LeEco chairman admits that its expansion was too ambitious
But it seems that the company formerly known as LeTV has spent too much money in getting to this point in neglect of its shareholders, according to a letter to employees spreading around social media and obtained by Bloomberg.
“We blindly sped ahead, and our cash demand ballooned,” said chairman and co-founder Jia Yueting. “We got over-extended in our global strategy. At the same time, our capital and resources were in fact limited.”
Jia said that he has cut his annual salary to ¥1 or just 15 cents. Cost reduction measures will be implemented and growth targets will be more modest going ahead. Consumers will also see fewer discounts and rebates as well.

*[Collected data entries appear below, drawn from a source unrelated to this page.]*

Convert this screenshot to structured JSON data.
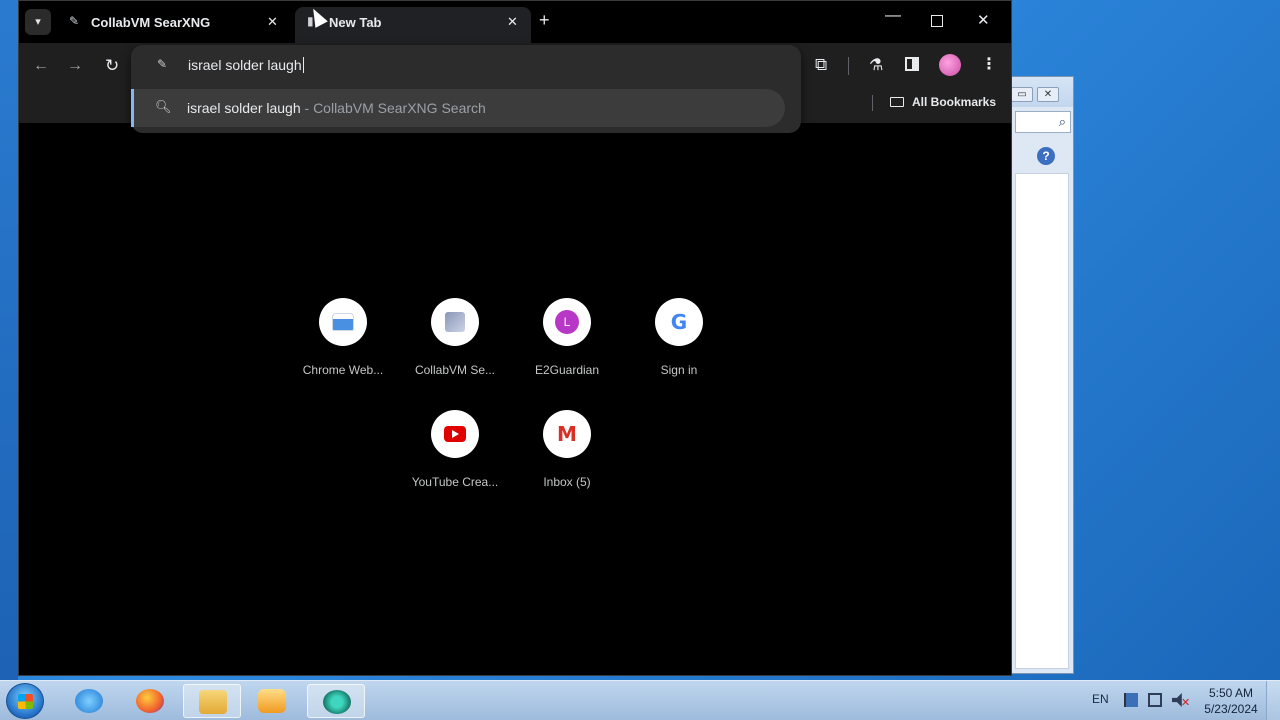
{
  "browser": {
    "tabs": [
      {
        "title": "CollabVM SearXNG",
        "favicon": "searxng-icon",
        "active": false
      },
      {
        "title": "New Tab",
        "favicon": "new-tab-icon",
        "active": true
      }
    ],
    "omnibox": {
      "text": "israel solder laugh",
      "suggestion_query": "israel solder laugh",
      "suggestion_source": " - CollabVM SearXNG Search"
    },
    "bookmarks": {
      "folder_label": "All Bookmarks"
    },
    "shortcuts": [
      {
        "label": "Chrome Web...",
        "icon": "chrome-web-store-icon"
      },
      {
        "label": "CollabVM Se...",
        "icon": "collabvm-icon"
      },
      {
        "label": "E2Guardian",
        "icon": "letter-l-icon",
        "letter": "L"
      },
      {
        "label": "Sign in",
        "icon": "google-icon",
        "letter": "G"
      },
      {
        "label": "YouTube Crea...",
        "icon": "youtube-icon"
      },
      {
        "label": "Inbox (5)",
        "icon": "gmail-icon",
        "letter": "M"
      }
    ]
  },
  "taskbar": {
    "language": "EN",
    "time": "5:50 AM",
    "date": "5/23/2024",
    "apps": [
      "internet-explorer-icon",
      "firefox-icon",
      "explorer-icon",
      "media-player-icon",
      "chrome-icon"
    ]
  },
  "background_window": {
    "help_glyph": "?"
  },
  "colors": {
    "browser_bg": "#000000",
    "toolbar": "#1f1f1f",
    "omnibox": "#2c2c2c",
    "suggestion_accent": "#8ab4f8",
    "desktop": "#1c6fc0"
  }
}
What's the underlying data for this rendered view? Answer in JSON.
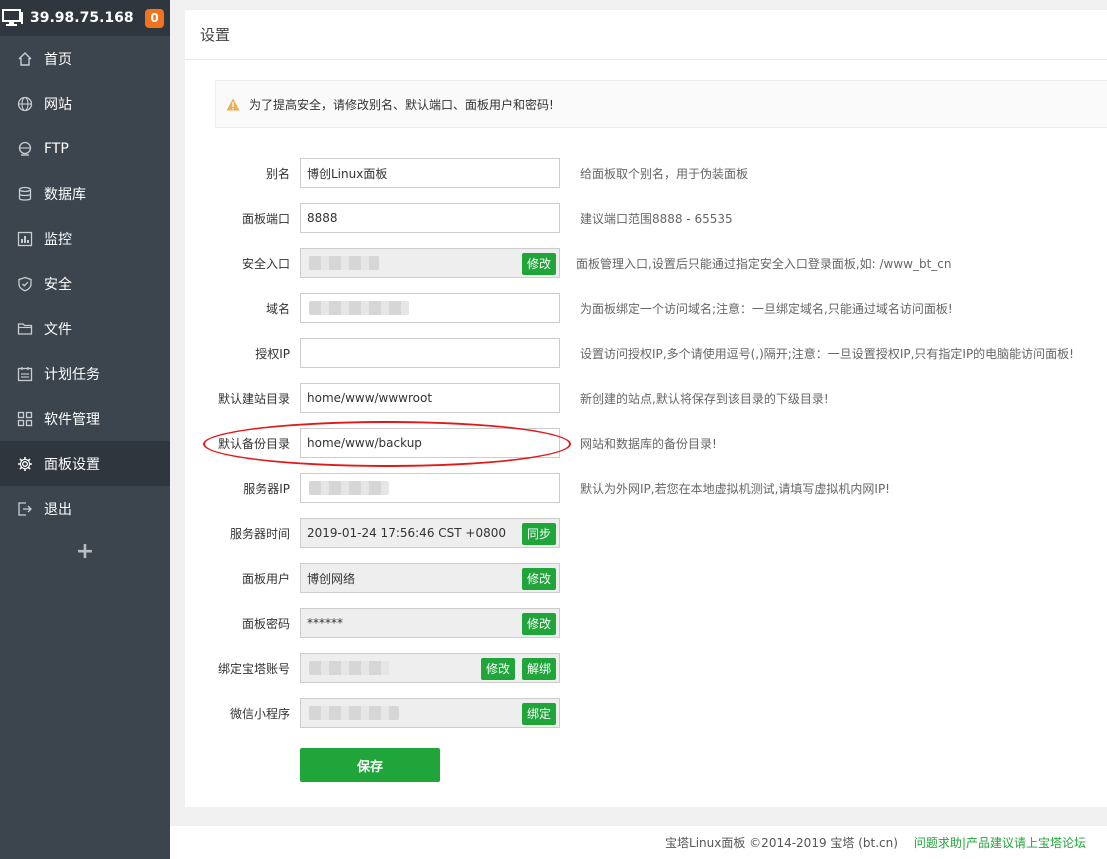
{
  "sidebar": {
    "server_ip": "39.98.75.168",
    "badge_count": "0",
    "items": [
      {
        "label": "首页",
        "icon": "home-icon"
      },
      {
        "label": "网站",
        "icon": "globe-icon"
      },
      {
        "label": "FTP",
        "icon": "ftp-icon"
      },
      {
        "label": "数据库",
        "icon": "database-icon"
      },
      {
        "label": "监控",
        "icon": "monitor-chart-icon"
      },
      {
        "label": "安全",
        "icon": "shield-icon"
      },
      {
        "label": "文件",
        "icon": "folder-icon"
      },
      {
        "label": "计划任务",
        "icon": "calendar-icon"
      },
      {
        "label": "软件管理",
        "icon": "grid-icon"
      },
      {
        "label": "面板设置",
        "icon": "gear-icon",
        "active": true
      },
      {
        "label": "退出",
        "icon": "logout-icon"
      }
    ],
    "add_label": "+"
  },
  "panel": {
    "title": "设置",
    "alert": "为了提高安全，请修改别名、默认端口、面板用户和密码!",
    "fields": {
      "alias": {
        "label": "别名",
        "value": "博创Linux面板",
        "tip": "给面板取个别名，用于伪装面板"
      },
      "port": {
        "label": "面板端口",
        "value": "8888",
        "tip": "建议端口范围8888 - 65535"
      },
      "entry": {
        "label": "安全入口",
        "button": "修改",
        "tip": "面板管理入口,设置后只能通过指定安全入口登录面板,如: /www_bt_cn"
      },
      "domain": {
        "label": "域名",
        "tip": "为面板绑定一个访问域名;注意：一旦绑定域名,只能通过域名访问面板!"
      },
      "auth_ip": {
        "label": "授权IP",
        "value": "",
        "tip": "设置访问授权IP,多个请使用逗号(,)隔开;注意：一旦设置授权IP,只有指定IP的电脑能访问面板!"
      },
      "site_dir": {
        "label": "默认建站目录",
        "value": "home/www/wwwroot",
        "tip": "新创建的站点,默认将保存到该目录的下级目录!"
      },
      "backup_dir": {
        "label": "默认备份目录",
        "value": "home/www/backup",
        "tip": "网站和数据库的备份目录!"
      },
      "server_ip": {
        "label": "服务器IP",
        "tip": "默认为外网IP,若您在本地虚拟机测试,请填写虚拟机内网IP!"
      },
      "server_time": {
        "label": "服务器时间",
        "value": "2019-01-24 17:56:46 CST +0800",
        "button": "同步"
      },
      "panel_user": {
        "label": "面板用户",
        "value": "博创网络",
        "button": "修改"
      },
      "panel_pass": {
        "label": "面板密码",
        "value": "******",
        "button": "修改"
      },
      "bt_account": {
        "label": "绑定宝塔账号",
        "button_edit": "修改",
        "button_unbind": "解绑"
      },
      "wechat": {
        "label": "微信小程序",
        "button": "绑定"
      }
    },
    "save_label": "保存"
  },
  "footer": {
    "copyright": "宝塔Linux面板 ©2014-2019 宝塔 (bt.cn)",
    "help_link": "问题求助",
    "separator": "|",
    "forum_link": "产品建议请上宝塔论坛"
  }
}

Just this year, LeEco established multiple offices in the US, acquired TV manufacturer Vizio and tried to get government funding from the state of Nevada in order to build a smart car development facility and equip it with utilities. While it failed to obtain the money, LeEco did launch a slate of TVs and smartphones. It is still partnered with Faraday Future to debut the LeSee car at CES 2017, though the project was explicitly pointed out in Jia’s letter to be a boondoggle, costing the company over ¥10 billion in early development.
The letter triggered a social media tiff with Xiaomi with that company’s co-founder, Lei Jun, criticizing LeEco for not being transparent its debt and rumoring about how much it owes to its creditors. Both companies’ Weibo accounts have volleyed responses on the issue.
Jia Yueting has been funding all of his LeEco ventures through leveraging shares against the original LeTV (or LeShi) content streaming business he brought up in 2004, the only profitable unit of the conglomerate. In the case of Nevada refusing to dispense the funds LeEco needed for its car plant, treasurer Dan Schwartz may have decided against risking taxpayer money on a company essentially riding the Chinese stock market.
Jia also is chairman of manufacturer Coolpad. Both LeEco and that company have suffered tumbles in share prices.